Agriculture’s Transformative Impact
The domestication of plants and animals revolutionized food production, yielding far more calories per hectare than foraging could. Surplus food supported higher population densities, permanent settlements, and the emergence of specialized classes such as full‑time warriors, priests, and artisans who produced weapons, tools, and other goods. These developments enabled societies to expand territorially, often by displacing or subduing hunter‑gatherer groups that refused—or were unable—to adopt farming.

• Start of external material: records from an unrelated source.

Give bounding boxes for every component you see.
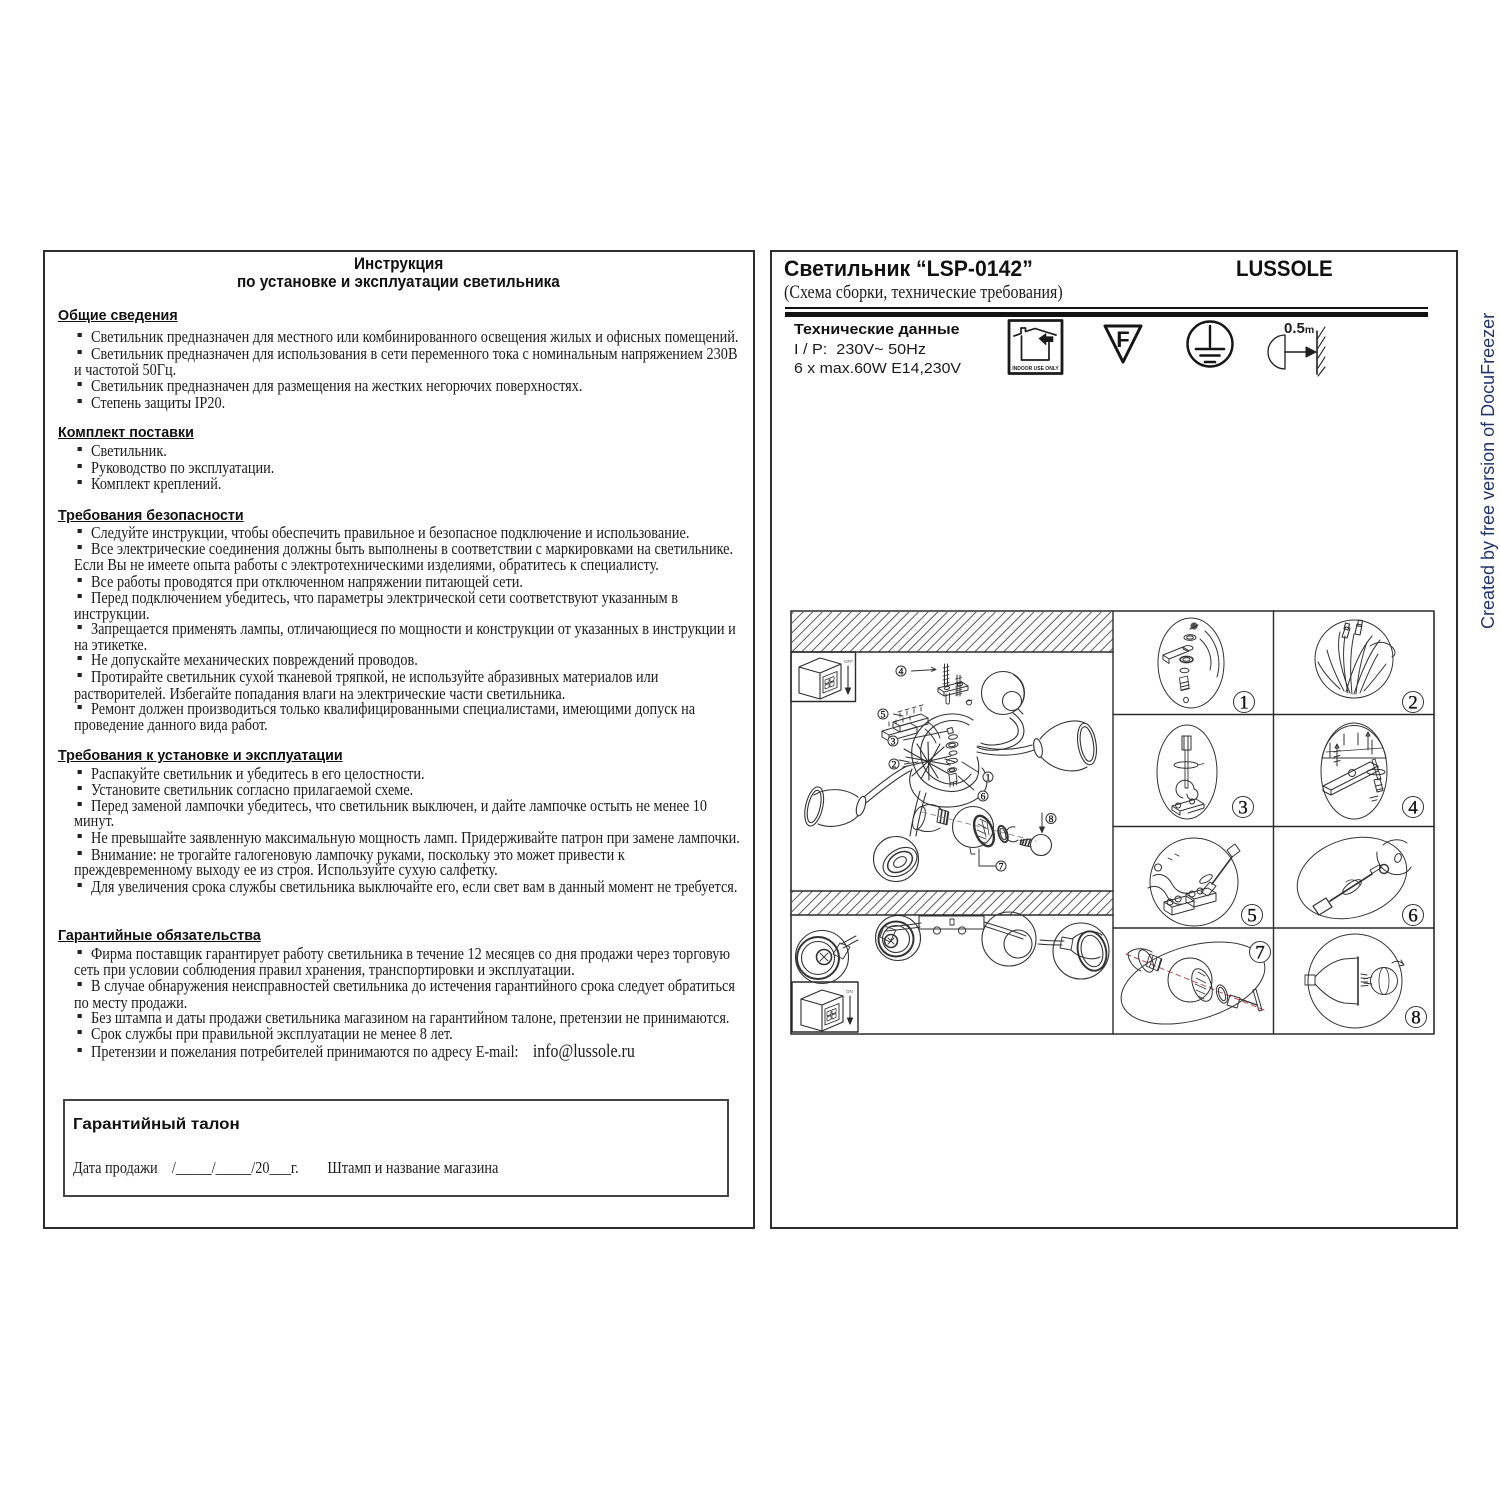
svg-text:8: 8	[1049, 815, 1054, 825]
svg-text:2: 2	[1408, 693, 1418, 714]
svg-text:7: 7	[1255, 943, 1265, 964]
svg-text:INDOOR USE ONLY: INDOOR USE ONLY	[1012, 366, 1059, 372]
svg-text:1: 1	[1239, 693, 1249, 714]
svg-text:3: 3	[1238, 798, 1248, 819]
svg-text:F: F	[1116, 327, 1129, 352]
svg-text:8: 8	[1411, 1008, 1421, 1029]
svg-text:6: 6	[981, 793, 986, 803]
svg-text:7: 7	[999, 863, 1004, 873]
svg-text:2: 2	[892, 761, 897, 771]
svg-text:0.5m: 0.5m	[1284, 320, 1314, 337]
svg-text:5: 5	[1247, 906, 1257, 927]
svg-text:1: 1	[986, 774, 991, 784]
svg-text:OFF: OFF	[844, 659, 853, 664]
svg-text:6: 6	[1408, 906, 1418, 927]
svg-text:4: 4	[899, 668, 904, 678]
svg-text:3: 3	[891, 738, 896, 748]
svg-text:4: 4	[1408, 798, 1418, 819]
svg-text:ON: ON	[846, 989, 853, 994]
svg-text:5: 5	[881, 711, 886, 721]
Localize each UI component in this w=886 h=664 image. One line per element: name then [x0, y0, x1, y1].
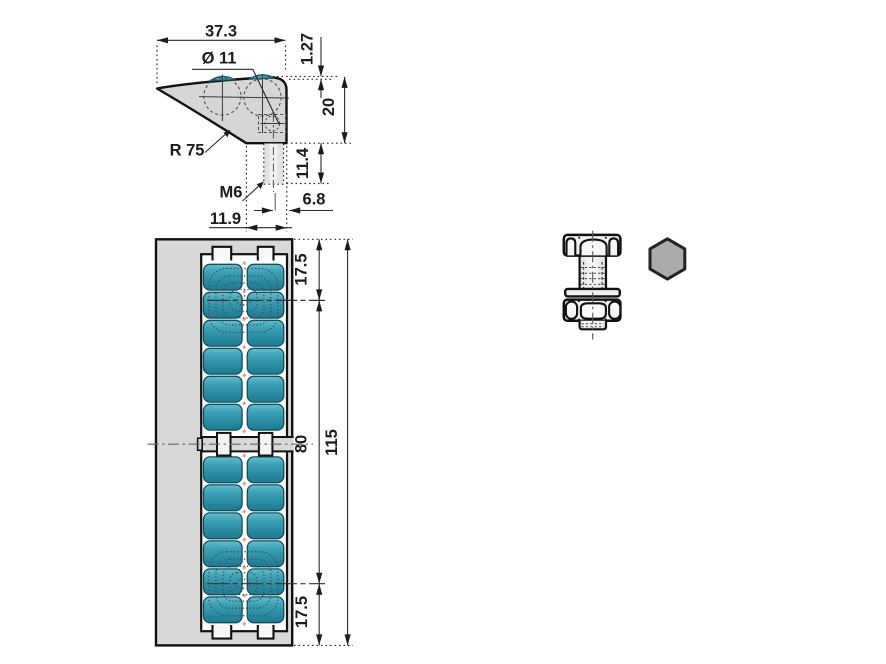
- svg-text:80: 80: [293, 435, 311, 453]
- svg-text:Ø 11: Ø 11: [202, 50, 237, 68]
- svg-text:115: 115: [323, 429, 341, 456]
- svg-text:17.5: 17.5: [293, 253, 311, 285]
- svg-text:M6: M6: [220, 184, 243, 202]
- svg-text:11.4: 11.4: [294, 147, 312, 179]
- svg-text:17.5: 17.5: [293, 596, 311, 628]
- svg-text:11.9: 11.9: [210, 210, 241, 228]
- svg-text:20: 20: [320, 98, 338, 116]
- svg-text:R 75: R 75: [170, 142, 205, 160]
- svg-text:6.8: 6.8: [303, 191, 326, 209]
- svg-text:1.27: 1.27: [299, 33, 317, 65]
- svg-text:37.3: 37.3: [205, 23, 237, 41]
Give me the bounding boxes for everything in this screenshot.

The Dark Side of the Agricultural Revolution
While agriculture created far more jobs than it eliminated among hunter‑gatherers, its overall consequences for many groups were grim. Farming facilitated the conquest of fertile lands, leading to the displacement, enslavement, or eradication of nomadic peoples who could not compete with sedentary, weapon‑wielding societies. Thus, the same innovation that lifted average living standards also generated profound inequities and cultural loss.
Synthesizing the Long‑Run Pattern
Human history shows a recurring tension: technological progress lifts aggregate welfare yet creates winners and losers whose fortunes hinge on access to resources, political power, and geographic circumstance. The Luddite attacks, the Inca encounter with transatlantic shipping, and the transition from foraging to farming each illustrate how innovation can be simultaneously liberating and destructive. Recognizing this duality helps temper uncritical optimism and encourages policies that mitigate harm to vulnerable populations while still fostering beneficial innovation.